Amidst the harsh rural life, we see the glamor of the writer-to-be cast of someday youth. The aforementioned Sears, Roebuck catalog is a collection of invented stories, Harry and his friends imagine the conflicts, lusts, and alliances that form between the two models, whom Harry envisions knowing each other: going out, violence, hate between them as well as love.” Crews asserts that he was raised in an oral culture of storytelling and that Composing stories “was not only a means of understanding the way we lived but also a defense against it”.
Southern slang is faithfully rendered in the dialogue — “When I told Hearn about that ogre that got picked up and died after her skirt-snake was on, I knew the same thing had happened to me and I keep going out there” — as is the era and totally informal area of racism.

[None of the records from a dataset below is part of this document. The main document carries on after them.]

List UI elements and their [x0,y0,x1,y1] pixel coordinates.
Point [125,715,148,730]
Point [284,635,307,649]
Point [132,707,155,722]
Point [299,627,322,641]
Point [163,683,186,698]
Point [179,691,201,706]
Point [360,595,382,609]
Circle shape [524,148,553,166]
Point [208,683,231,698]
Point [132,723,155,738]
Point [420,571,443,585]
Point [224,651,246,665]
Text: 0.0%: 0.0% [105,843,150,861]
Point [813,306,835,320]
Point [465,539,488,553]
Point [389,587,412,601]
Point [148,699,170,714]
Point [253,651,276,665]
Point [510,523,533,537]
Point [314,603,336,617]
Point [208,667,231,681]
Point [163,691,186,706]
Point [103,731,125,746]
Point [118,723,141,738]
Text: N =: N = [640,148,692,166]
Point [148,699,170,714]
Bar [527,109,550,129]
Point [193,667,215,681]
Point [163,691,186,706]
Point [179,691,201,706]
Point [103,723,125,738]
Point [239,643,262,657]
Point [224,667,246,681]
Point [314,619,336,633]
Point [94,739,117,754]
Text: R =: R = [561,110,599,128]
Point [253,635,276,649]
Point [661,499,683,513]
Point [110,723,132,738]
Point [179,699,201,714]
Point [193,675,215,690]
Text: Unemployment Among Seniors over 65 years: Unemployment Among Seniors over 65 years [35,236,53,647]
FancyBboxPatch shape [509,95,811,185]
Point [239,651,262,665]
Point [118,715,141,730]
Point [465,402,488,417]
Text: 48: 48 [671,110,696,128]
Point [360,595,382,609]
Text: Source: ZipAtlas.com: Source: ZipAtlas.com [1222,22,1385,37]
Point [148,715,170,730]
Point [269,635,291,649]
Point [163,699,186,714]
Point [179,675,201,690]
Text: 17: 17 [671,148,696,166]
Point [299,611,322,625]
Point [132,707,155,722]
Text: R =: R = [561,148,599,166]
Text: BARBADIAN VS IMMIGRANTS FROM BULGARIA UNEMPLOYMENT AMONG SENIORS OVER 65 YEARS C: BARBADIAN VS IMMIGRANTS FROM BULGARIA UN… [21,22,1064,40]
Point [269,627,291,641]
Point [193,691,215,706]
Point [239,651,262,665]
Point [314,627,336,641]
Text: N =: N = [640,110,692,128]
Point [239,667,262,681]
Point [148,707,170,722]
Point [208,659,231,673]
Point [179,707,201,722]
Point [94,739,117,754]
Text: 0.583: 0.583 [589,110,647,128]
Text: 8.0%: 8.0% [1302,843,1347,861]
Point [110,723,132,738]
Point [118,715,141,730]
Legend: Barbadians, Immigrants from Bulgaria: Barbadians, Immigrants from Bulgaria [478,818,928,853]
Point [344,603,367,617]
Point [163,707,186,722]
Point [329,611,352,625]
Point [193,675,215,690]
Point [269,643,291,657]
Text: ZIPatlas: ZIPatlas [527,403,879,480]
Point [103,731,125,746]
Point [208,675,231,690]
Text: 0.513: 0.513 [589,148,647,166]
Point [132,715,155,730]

Typical of memoirs and especially of childhood, Crews’ book lacks any strong narrative pull beyond the mere passage of time, settling for descriptive neutrality in its succession of anecdotes and incidents, some more engaging than others. The degree to which the reader enjoys it will depend on how much he desires to find details of country life in times past (for me, there were quite a few boring passages). The rustic world Crews evokes is cruel and brutal, but a gentle, unsentimental sadness softens the pages, and his generous, forgiving consciousness refuses to come down hard on the volatile characters who make up his past. Everyone has their share of grief and shock, including him. After he falls into a tub of boiling water used to scald the hair from slaughtered pigs, he watches his skin peel off, leaving severe burns, and he is lucky to survive. When he catches polio, his legs are bent backwards strangely (a faith healer assures him that the severe disfigurement will not be permanent and so it turns out). Both experiences are an education in empathy that will later serve him well as a novelist: “I hated him, frightened him, humiliated him. I felt how lonely and wild it was to be a stranger.”
It seems to write childhood It took its toll on the crew. After that, heavy drinking escalated and he endured a decade of imaginary drought. In maintaining a fading form of American life, he admits his incurable arrogance: “If you have no place in the house, you will have very little… There is no place I can think of as home.”